PostgreSQL High Availability with Synchronous Replication and Failover

Evidian SafeKit brings high availability to PostgreSQL. This article explains how to implement quickly a PostgreSQL cluster without shared disk and without specific skills. A free trial is offered.

How the Evidian SafeKit software simply implements PostgreSQL high availability with real-time synchronous replication and failover without shared disk

How the Evidian SafeKit mirror cluster implements PostgreSQL high availability with synchronous replication and failover?

On the previous figure, the server 1/PRIM (Windows or Linux) runs PostgreSQL (any edition). Users are connected to the virtual IP address of the mirror cluster. SafeKit replicates files opened by PostgreSQL in real time. Only changes in the files are replicated across the network, thus limiting traffic (byte-level file replication). Names of file directories containing PostgreSQL database are simply configured in SafeKit. There are no pre-requisites on disk organization for the two servers. Directories to replicate may be located in the system disk. SafeKit implements synchronous replication with no data loss on failure contrary to asynchronous replication.
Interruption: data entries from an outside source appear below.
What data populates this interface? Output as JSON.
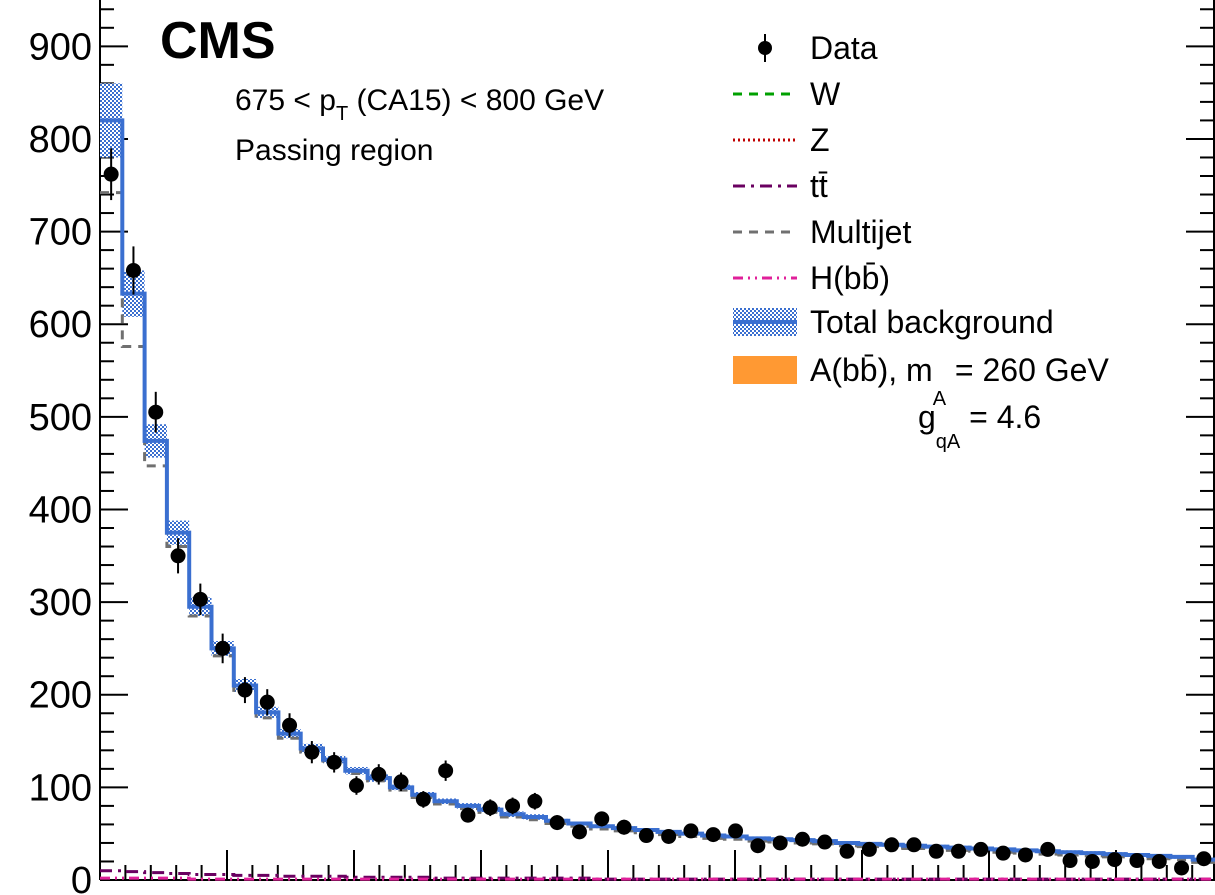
{
  "chart_data": {
    "type": "line",
    "experiment_label": "CMS",
    "annotations": [
      "675 < p_T (CA15) < 800 GeV",
      "Passing region"
    ],
    "xlabel": "",
    "ylabel": "",
    "ylim": [
      0,
      950
    ],
    "y_ticks": [
      0,
      100,
      200,
      300,
      400,
      500,
      600,
      700,
      800,
      900
    ],
    "y_tick_labels": [
      "0",
      "100",
      "200",
      "300",
      "400",
      "500",
      "600",
      "700",
      "800",
      "900"
    ],
    "n_bins": 50,
    "grid": false,
    "legend_position": "top-right",
    "legend": [
      {
        "key": "data",
        "label": "Data",
        "color": "#000000"
      },
      {
        "key": "w",
        "label": "W",
        "color": "#00a000"
      },
      {
        "key": "z",
        "label": "Z",
        "color": "#c00000"
      },
      {
        "key": "tt",
        "label": "tt̄",
        "color": "#6a0060"
      },
      {
        "key": "multijet",
        "label": "Multijet",
        "color": "#707070"
      },
      {
        "key": "hbb",
        "label": "H(bb̄)",
        "color": "#e0209a"
      },
      {
        "key": "total",
        "label": "Total background",
        "color": "#3a6fd0"
      },
      {
        "key": "signal",
        "label": "A(bb̄), m_A = 260 GeV",
        "color": "#ff9933"
      }
    ],
    "signal_coupling_label": "g_qA = 4.6",
    "series": [
      {
        "name": "Data",
        "values": [
          762,
          658,
          505,
          350,
          303,
          250,
          205,
          192,
          167,
          138,
          127,
          102,
          114,
          106,
          87,
          118,
          70,
          78,
          80,
          85,
          62,
          52,
          66,
          57,
          48,
          47,
          53,
          49,
          53,
          37,
          40,
          44,
          41,
          31,
          33,
          38,
          38,
          31,
          31,
          33,
          29,
          27,
          33,
          21,
          20,
          22,
          21,
          20,
          13,
          23
        ],
        "errors": [
          28,
          26,
          22,
          19,
          17,
          16,
          14,
          14,
          13,
          12,
          11,
          10,
          11,
          10,
          9,
          11,
          8,
          9,
          9,
          9,
          8,
          7,
          8,
          8,
          7,
          7,
          7,
          7,
          7,
          6,
          6,
          7,
          6,
          6,
          6,
          6,
          6,
          6,
          6,
          6,
          5,
          5,
          6,
          5,
          4,
          5,
          5,
          4,
          4,
          5
        ]
      },
      {
        "name": "Total background",
        "values": [
          820,
          633,
          474,
          375,
          295,
          250,
          210,
          181,
          158,
          142,
          130,
          118,
          110,
          100,
          92,
          85,
          80,
          76,
          71,
          68,
          64,
          61,
          58,
          56,
          54,
          52,
          50,
          48,
          47,
          45,
          44,
          43,
          42,
          40,
          39,
          38,
          37,
          36,
          35,
          34,
          33,
          32,
          31,
          30,
          29,
          28,
          27,
          26,
          25,
          22
        ],
        "uncertainty": [
          40,
          25,
          18,
          13,
          10,
          8,
          7,
          6,
          5,
          5,
          4,
          4,
          4,
          3,
          3,
          3,
          3,
          3,
          3,
          3,
          2,
          2,
          2,
          2,
          2,
          2,
          2,
          2,
          2,
          2,
          2,
          2,
          2,
          2,
          2,
          2,
          2,
          2,
          2,
          2,
          2,
          2,
          2,
          2,
          2,
          2,
          2,
          2,
          2,
          2
        ]
      },
      {
        "name": "Multijet",
        "values": [
          742,
          576,
          447,
          360,
          285,
          242,
          203,
          175,
          153,
          138,
          126,
          115,
          107,
          97,
          89,
          82,
          77,
          73,
          68,
          65,
          61,
          58,
          55,
          53,
          51,
          49,
          47,
          45,
          44,
          42,
          41,
          40,
          39,
          37,
          36,
          35,
          34,
          33,
          32,
          31,
          30,
          29,
          28,
          27,
          26,
          25,
          24,
          23,
          22,
          19
        ]
      },
      {
        "name": "tt̄",
        "values": [
          10,
          9,
          8,
          7,
          6,
          6,
          5,
          5,
          4,
          4,
          4,
          3,
          3,
          3,
          3,
          2,
          2,
          2,
          2,
          2,
          2,
          2,
          1,
          1,
          1,
          1,
          1,
          1,
          1,
          1,
          1,
          1,
          1,
          1,
          1,
          1,
          1,
          1,
          1,
          1,
          1,
          1,
          1,
          1,
          1,
          1,
          1,
          1,
          1,
          1
        ]
      },
      {
        "name": "H(bb̄)",
        "values": [
          2,
          2,
          2,
          2,
          1,
          1,
          1,
          1,
          1,
          1,
          1,
          1,
          1,
          1,
          1,
          1,
          1,
          1,
          1,
          1,
          1,
          1,
          1,
          1,
          1,
          1,
          1,
          1,
          1,
          1,
          1,
          1,
          1,
          1,
          1,
          1,
          1,
          1,
          1,
          1,
          1,
          1,
          1,
          1,
          1,
          1,
          1,
          1,
          1,
          1
        ]
      }
    ]
  }
}
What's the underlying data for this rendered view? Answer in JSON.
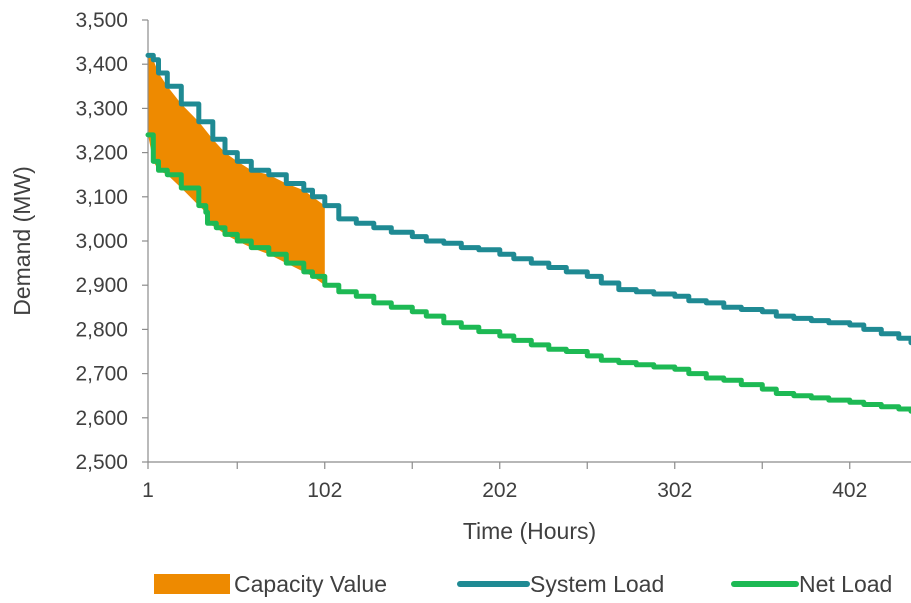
{
  "chart_data": {
    "type": "line",
    "title": "",
    "xlabel": "Time (Hours)",
    "ylabel": "Demand (MW)",
    "xlim": [
      1,
      437
    ],
    "ylim": [
      2500,
      3500
    ],
    "y_ticks": [
      "2,500",
      "2,600",
      "2,700",
      "2,800",
      "2,900",
      "3,000",
      "3,100",
      "3,200",
      "3,300",
      "3,400",
      "3,500"
    ],
    "y_tick_values": [
      2500,
      2600,
      2700,
      2800,
      2900,
      3000,
      3100,
      3200,
      3300,
      3400,
      3500
    ],
    "x_ticks": [
      "1",
      "102",
      "202",
      "302",
      "402"
    ],
    "x_tick_values": [
      1,
      102,
      202,
      302,
      402
    ],
    "x_minor_ticks": [
      52,
      152,
      252,
      352
    ],
    "grid": false,
    "legend_position": "bottom",
    "series": [
      {
        "name": "System Load",
        "color": "#1F8A93",
        "x": [
          1,
          4,
          7,
          12,
          20,
          30,
          38,
          45,
          52,
          60,
          70,
          80,
          90,
          95,
          102,
          110,
          120,
          130,
          140,
          152,
          160,
          170,
          180,
          190,
          202,
          210,
          220,
          230,
          240,
          252,
          260,
          270,
          280,
          290,
          302,
          310,
          320,
          330,
          340,
          352,
          360,
          370,
          380,
          390,
          402,
          410,
          420,
          430,
          437
        ],
        "values": [
          3420,
          3410,
          3380,
          3350,
          3310,
          3270,
          3230,
          3200,
          3180,
          3160,
          3150,
          3130,
          3115,
          3100,
          3080,
          3050,
          3040,
          3030,
          3020,
          3010,
          3000,
          2995,
          2985,
          2980,
          2970,
          2960,
          2950,
          2940,
          2930,
          2920,
          2905,
          2890,
          2885,
          2880,
          2875,
          2865,
          2860,
          2850,
          2845,
          2840,
          2830,
          2825,
          2820,
          2815,
          2810,
          2800,
          2790,
          2780,
          2770
        ]
      },
      {
        "name": "Net Load",
        "color": "#1DB954",
        "x": [
          1,
          4,
          7,
          12,
          20,
          30,
          34,
          35,
          40,
          45,
          52,
          60,
          70,
          80,
          90,
          95,
          102,
          110,
          120,
          130,
          140,
          152,
          160,
          170,
          180,
          190,
          202,
          210,
          220,
          230,
          240,
          252,
          260,
          270,
          280,
          290,
          302,
          310,
          320,
          330,
          340,
          352,
          360,
          370,
          380,
          390,
          402,
          410,
          420,
          430,
          437
        ],
        "values": [
          3240,
          3180,
          3160,
          3150,
          3120,
          3080,
          3065,
          3040,
          3030,
          3015,
          3000,
          2985,
          2970,
          2950,
          2930,
          2920,
          2900,
          2885,
          2875,
          2860,
          2850,
          2840,
          2830,
          2815,
          2805,
          2795,
          2785,
          2775,
          2765,
          2755,
          2750,
          2740,
          2730,
          2725,
          2720,
          2715,
          2710,
          2700,
          2690,
          2685,
          2675,
          2665,
          2655,
          2650,
          2645,
          2640,
          2635,
          2630,
          2625,
          2620,
          2615
        ]
      }
    ],
    "fill": {
      "name": "Capacity Value",
      "color": "#EE8A00",
      "x_range": [
        1,
        102
      ],
      "between": [
        "Net Load",
        "System Load"
      ]
    },
    "legend": [
      "Capacity Value",
      "System Load",
      "Net Load"
    ]
  }
}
In case of server 1 failure, there is an automatic failover on server 2 with restart of PostgreSQL. Then, when server 1 is restarted, SafeKit implements failback with reintegration of PostgreSQL database without stopping PostgreSQL on server 2. Finally, the system returns to synchronous replication between server 2 and server 1. The administrator can decide to swap the role of primary and secondary and return to a server 1 running PostgreSQL. The swap can also be done automatically by configuration.

Configuration overview of PostgreSQL high availability with synchronous replication and failover

With SafeKit, you can configure either a farm application module or a mirror application module according the high availability architecture suited for an application. For PostgreSQL high availability with synchronous replication and failover, the right module is the mirror module.

Configuration overview of PostgreSQL high availability with synchronous replication and failover

The configuration files for PostgreSQL high availability are given  for Windows here and for Linux here.

They include:

1. the PostgreSQL stop and start scripts,

2. the configuration file userconfig.xml which contains:

Deployment of PostgreSQL high availability with synchronous replication and failover requires no specific IT skills:

    • install PostgreSQL on two standard servers
    • install the SafeKit software on both servers
    • install the postgresql.safe module

SafeKit configuration files on Windows for PostgreSQL high availability with synchronous replication and failover

Installation instructions

userconfig.xml

<!DOCTYPE safe>
<safe>
<service mode="mirror" defaultprim="alone" maxloop="3" loop_interval="24" failover="on">
  <!-- Heartbeat Configuration -->
  <!-- Names or IP addresses on the default network are set during initialization in the console -->
  <heart pulse="700" timeout="30000">
    <heartbeat name="default" ident="flow">
    </heartbeat>
  </heart>
  <!-- Virtual IP Configuration -->
  <!-- Replace
     * VIRTUAL_TO_BE_DEFINED by the name of your virtual server 
  -->
  <vip>
    <interface_list>
        <interface check="on" arpreroute="on"> 
	  <real_interface>
               <virtual_addr addr="VIRTUAL_TO_BE_DEFINED" where="one_side_alias" />
          </real_interface>
        </interface>
    </interface_list>
  </vip>
  <!-- Software Error Detection Configuration -->
  <errd polltimer="10">
    <!-- PostgreSQL Server -->
    <proc name="pg_ctl.exe" atleast="1" action="restart" class="prim" />
  </errd>
  <!-- File Replication Configuration -->
  <!-- Replicate
     * C:\Program Files\PostgreSQL\9.5\data\ default directory path of PostgreSQL database and redo log
  -->
  <rfs async="second" acl="off" nbrei="3">
	<replicated dir="C:\Program Files\PostgreSQL\9.5\data\" mode="read_only" />
  </rfs>
  <!-- User scripts activation -->
  <user nicestoptimeout="300" forcestoptimeout="300" logging="userlog" />
</service>
</safe>

start_prim.cmd

@echo off
rem Script called on the primary server for starting application services 

rem For logging into SafeKit log use:
rem "%SAFE%\safekit" printi | printe "message"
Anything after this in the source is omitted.